Additionally, Carter says the rate of foreclosure filings in Jefferson County hovers around 500 a month, with only 40 percent of those filings being investor (i.e., commercial) properties. This works out to around 5,000 foreclosures a year. Assuming the home has, on average, around four people living in it, that works out to about 15,000 men, women and children who will most likely end up on the streets, in a shelter or crashing on someone’s couch.
Since March 30, Legal Aid and Making Connections Network, a local community organization group, have visited 1,300 of these foreclosure-filed homes via a door-knocking campaign designed to educate borrowers about their rights and options. For four months straight, Jane Walsh, family success coordinator for Making Connections, pounded the pavement.
“It’s a big problem here,” Walsh says. “The coastal cities, they had housing bubbles. They had an enormously inflated market. Louisville never had an inflated housing market, but at the same time that housing market was fairly affordable for working people.”
According to Walsh, the combination of zero-percent financing and subprime loans — coupled with steadily rising unemployment and median wages that have fallen nearly 6.5 percent in Jefferson County over the last eight years — created a problem that didn’t happen overnight, but over a decade.
“Housing markets are profoundly local,” she says, “sometimes to the level of neighborhood. Because they are so local, it makes it hard sometimes to always tell the truth. We want to make big, broad statements, and (people) read about it as if it’s happening on the East Coast, and it makes what’s happening in Louisville seem somehow insignificant. If you live on a block in PRP, and house after house is foreclosing, that little market is as dramatic as any place in the country and is in much need.”
Foreclosures usually result in an influx of homelessness. Currently, there are an estimated 8,000 homeless individuals in Metro Louisville. But Marlene Gordon, executive director for Coalition for the Homeless, says she expects that number to jump to 11,000 due to a “tweaking” of the definition of the word “homeless” later this year.
The new definition will include people who do not have a home of their own and are instead staying with a friend or relative. “Counting the homeless is a very hard thing to do,” Gordon says.
The number of homeless children in Jefferson County has also surged, in large part due to the rise in foreclosures.
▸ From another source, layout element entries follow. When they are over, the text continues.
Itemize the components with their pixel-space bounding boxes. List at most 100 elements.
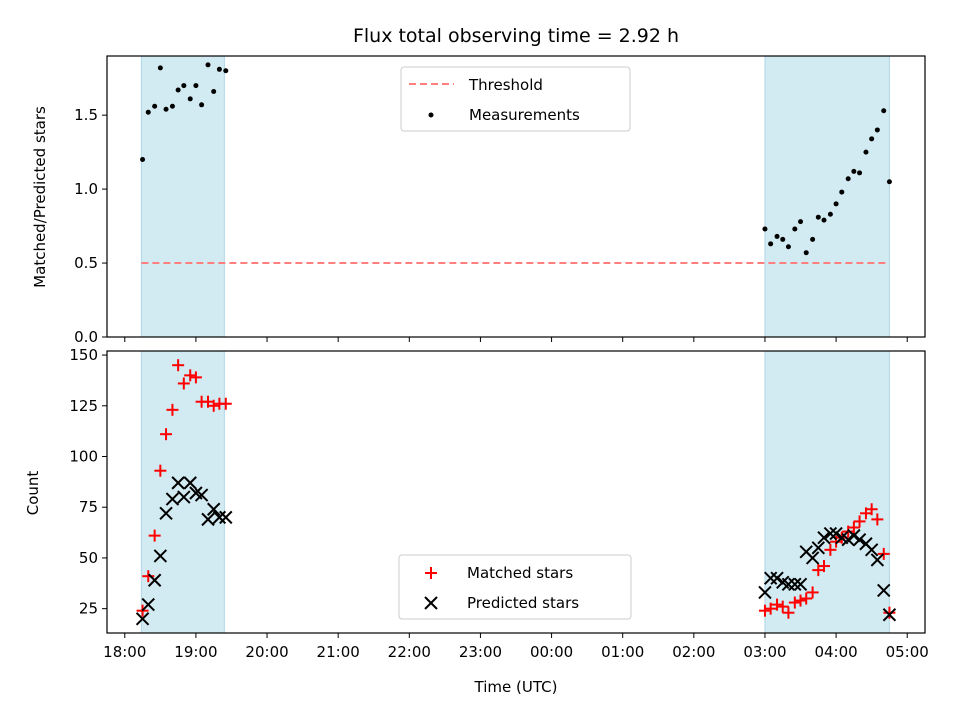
predicted-star-point bbox=[159, 506, 173, 521]
top-y-tick-label: 1.5 bbox=[74, 106, 98, 124]
predicted-star-point bbox=[141, 597, 155, 612]
matched-star-point bbox=[142, 570, 155, 583]
matched-star-point bbox=[177, 377, 190, 390]
matched-legend-label: Matched stars bbox=[467, 564, 573, 582]
predicted-star-point bbox=[171, 476, 185, 490]
measurement-point bbox=[193, 83, 199, 89]
bottom-shaded-window-1 bbox=[764, 350, 890, 634]
measurement-point bbox=[833, 201, 839, 207]
matched-star-point bbox=[782, 606, 795, 619]
predicted-star-point bbox=[183, 476, 197, 490]
predicted-star-point bbox=[194, 488, 209, 502]
top-axes-frame bbox=[106, 55, 926, 338]
x-tick-label: 03:00 bbox=[743, 643, 786, 661]
matched-star-point bbox=[160, 428, 173, 441]
x-tick-label: 20:00 bbox=[245, 643, 288, 661]
x-tick-label: 19:00 bbox=[174, 643, 217, 661]
measurement-point bbox=[785, 244, 791, 250]
measurement-point bbox=[181, 83, 187, 89]
matched-star-point bbox=[853, 515, 866, 528]
measurement-point bbox=[199, 102, 205, 108]
top-panel: 0.0 0.5 1.0 1.5 bbox=[74, 55, 926, 346]
matched-star-point bbox=[883, 606, 896, 619]
predicted-star-point bbox=[811, 541, 826, 555]
measurement-point bbox=[187, 96, 193, 102]
matched-star-point bbox=[871, 513, 884, 526]
predicted-star-point bbox=[823, 526, 838, 541]
bottom-y-axis-label: Count bbox=[24, 471, 42, 516]
predicted-star-point bbox=[852, 532, 867, 547]
measurement-point bbox=[205, 62, 211, 68]
matched-star-point bbox=[817, 560, 830, 573]
matched-star-point bbox=[800, 592, 813, 605]
threshold-legend-label: Threshold bbox=[468, 76, 543, 94]
chart-title: Flux total observing time = 2.92 h bbox=[353, 25, 679, 47]
predicted-legend-label: Predicted stars bbox=[467, 594, 579, 612]
predicted-legend-marker bbox=[424, 596, 438, 610]
measurement-point bbox=[810, 236, 816, 242]
x-tick-label: 18:00 bbox=[103, 643, 146, 661]
predicted-star-point bbox=[864, 543, 879, 557]
bottom-panel: 25 50 75 100 125 150 18:00 19:00 20:00 21:00 22:00… bbox=[69, 346, 928, 661]
matched-star-point bbox=[154, 464, 167, 477]
measurement-point bbox=[163, 106, 169, 112]
bottom-y-tick-label: 50 bbox=[79, 549, 98, 567]
measurement-point bbox=[827, 211, 833, 217]
measurement-point bbox=[857, 170, 863, 176]
measurement-point bbox=[798, 219, 804, 225]
predicted-star-point bbox=[870, 553, 885, 567]
predicted-star-point bbox=[219, 510, 233, 525]
predicted-star-point bbox=[793, 577, 808, 592]
matched-legend-marker bbox=[425, 567, 437, 579]
bottom-y-tick-label: 150 bbox=[69, 346, 98, 364]
bottom-y-tick-label: 100 bbox=[69, 447, 98, 465]
x-tick-label: 05:00 bbox=[886, 643, 929, 661]
predicted-star-point bbox=[829, 526, 843, 541]
measurement-point bbox=[762, 226, 768, 232]
predicted-star-point bbox=[177, 490, 191, 504]
predicted-star-point bbox=[201, 512, 215, 527]
matched-star-point bbox=[758, 604, 771, 617]
predicted-star-point bbox=[212, 510, 227, 525]
x-tick-label: 23:00 bbox=[459, 643, 502, 661]
top-legend: Threshold Measurements bbox=[400, 66, 631, 132]
measurement-point bbox=[803, 250, 809, 256]
measurement-point bbox=[152, 103, 158, 109]
predicted-star-point bbox=[206, 502, 221, 516]
predicted-star-point bbox=[781, 577, 796, 592]
measurements-legend-marker bbox=[428, 112, 434, 118]
matched-star-point bbox=[148, 529, 161, 542]
predicted-star-point bbox=[877, 583, 891, 598]
matched-star-point bbox=[776, 600, 789, 613]
bottom-legend-box bbox=[398, 554, 632, 620]
measurement-point bbox=[175, 87, 181, 93]
predicted-star-point bbox=[153, 549, 168, 563]
bottom-y-tick-label: 75 bbox=[79, 498, 98, 516]
predicted-star-point bbox=[147, 573, 162, 587]
top-shaded-window-0 bbox=[140, 55, 225, 338]
measurement-point bbox=[874, 127, 880, 133]
matched-star-point bbox=[764, 602, 777, 615]
bottom-legend: Matched stars Predicted stars bbox=[398, 554, 632, 620]
measurement-point bbox=[792, 226, 798, 232]
predicted-star-point bbox=[841, 532, 855, 547]
measurement-point bbox=[216, 66, 222, 72]
matched-star-point bbox=[877, 547, 890, 560]
matched-star-point bbox=[189, 371, 202, 384]
measurement-point bbox=[157, 65, 163, 71]
matched-star-point bbox=[771, 598, 784, 611]
x-tick-label: 00:00 bbox=[530, 643, 573, 661]
predicted-star-point bbox=[805, 551, 820, 565]
x-tick-label: 02:00 bbox=[672, 643, 715, 661]
measurement-point bbox=[845, 176, 851, 182]
measurement-point bbox=[140, 157, 146, 163]
measurement-point bbox=[881, 108, 887, 114]
top-y-tick-label: 1.0 bbox=[74, 180, 98, 198]
measurement-point bbox=[839, 189, 845, 195]
measurement-point bbox=[211, 88, 217, 94]
predicted-star-point bbox=[882, 608, 897, 622]
top-shaded-window-1 bbox=[764, 55, 890, 338]
predicted-star-point bbox=[770, 571, 784, 585]
matched-star-point bbox=[166, 403, 179, 416]
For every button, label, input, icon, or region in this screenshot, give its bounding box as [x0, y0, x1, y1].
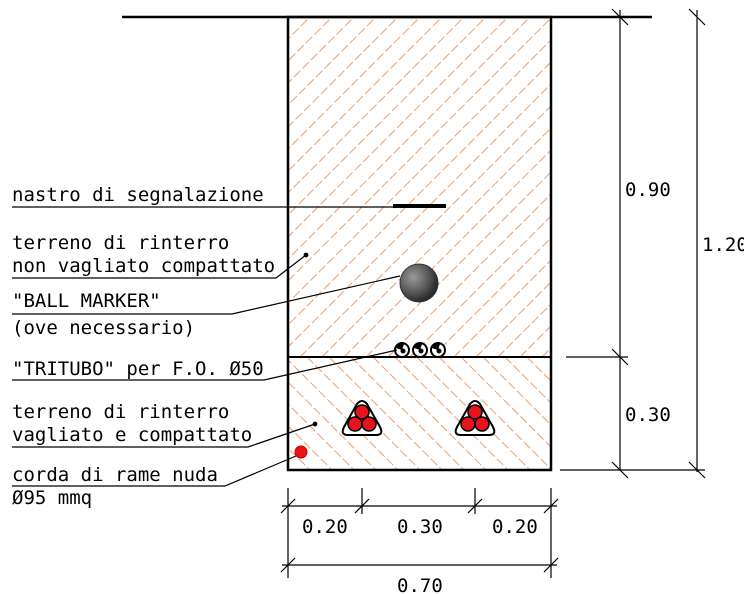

The number of students now classified as homeless by Jefferson County Public Schools is over 9,600 — an increase of 1,100 since August of last year.
The increase “has been exacerbated by the problems we are having with foreclosures and things of that nature,” says Bernard Minnis, assistant superintendent for diversity, equity and poverty for JCPS. “(The staff) are more concerned because some of these kids have not been in a poverty cycle before,” meaning they haven’t been homeless before.
“Should the district get involved with low-income housing for poor people? That’s a tough question,” he says. “Philosophically, the superintendent believes we need to try to help as best we can regarding agencies like Coalition for the Homeless or United Way. But that’s a hard question.”